Later, I joined him in Mhow where we spent several months together till I got pregnant and had to go to my parents. When Arsheya was born, he came to see me during the second month.” Indu worked as a technical writer and quality manager in Coastal Training Technology for three years before joining him in Mhow.
“It was hard for me to keep my identity but I am happy I never came to losing it.”
Indu claims you are never an army wife until you are an army wife. “First comes the ragging and next the bonding. The army fraternity is a closely knit one, as are the women in the circle. Each and every one will look out for the other as if their lives depended on it, which is kind of true.
Being the wife of Major Mukund, I did feel the pressures of living under a shadow, but it never bothered me. My husband excelling in his field and the recognition he gained in his community are my achievements too. I was just happy being at home and working under flexible hours and taking care of our baby daughter with all the freedom and space that I needed, to do whatever I wanted to do.”
Talking about how she hasn’t cut the cord with her military family,Indu says, “My army family were the first to be with me the minute they heard the news of his death. They mourned more than I did at that time. It’s hard now to attend events and other functions but I have to do it because I joined in as Mukund’s wife and that’s the role I have to live with.”
“I didn’t want to believe it even though I knew it was true.”
On that fateful day that she had heard the news, it was only a week or two from his thirty-first birthday. Mukund’s last birthday was April 12th and he was shot dead on April 25th. “The night before he died, on 24th midnight, I was unable to sleep and I spoke to him till wee hours in the morning.
On the 25th, I had slept early since I was drowsy and I did not pick up any calls all night.
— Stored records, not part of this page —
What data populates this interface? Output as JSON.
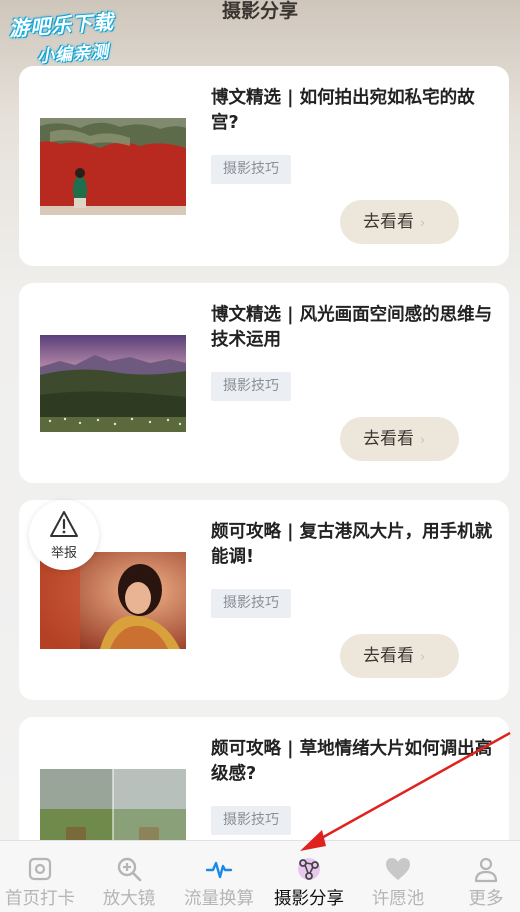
{
  "header": {
    "title": "摄影分享"
  },
  "watermark": {
    "line1": "游吧乐下载",
    "line2": "小编亲测"
  },
  "cards": [
    {
      "title": "博文精选 | 如何拍出宛如私宅的故宫?",
      "tag": "摄影技巧",
      "button": "去看看"
    },
    {
      "title": "博文精选 | 风光画面空间感的思维与技术运用",
      "tag": "摄影技巧",
      "button": "去看看"
    },
    {
      "title": "颇可攻略 | 复古港风大片，用手机就能调!",
      "tag": "摄影技巧",
      "button": "去看看"
    },
    {
      "title": "颇可攻略 | 草地情绪大片如何调出高级感?",
      "tag": "摄影技巧",
      "button": "去看看"
    }
  ],
  "report": {
    "label": "举报",
    "icon": "warning-icon"
  },
  "tabbar": {
    "active": "摄影分享",
    "tabs": [
      {
        "label": "首页打卡",
        "icon": "camera-frame-icon"
      },
      {
        "label": "放大镜",
        "icon": "magnifier-plus-icon"
      },
      {
        "label": "流量换算",
        "icon": "waveform-icon"
      },
      {
        "label": "摄影分享",
        "icon": "share-nodes-icon"
      },
      {
        "label": "许愿池",
        "icon": "heart-icon"
      },
      {
        "label": "更多",
        "icon": "person-icon"
      }
    ]
  },
  "colors": {
    "accent": "#1a8ae6",
    "button_bg": "#ede6da",
    "tag_bg": "#ebeef2",
    "arrow": "#e0221e"
  }
}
The next day a family friend had come home to tell me the news and I just kept asking him to repeat the details over and over. You see characters in denial in movies and it happens just like that in real life; I didn’t want to believe it even though I knew it was true.
I went into the room and hugged my daughter for awhile.” Mukund’s parents have been equally brave through the whole ordeal and have been a pillar of support to Indu.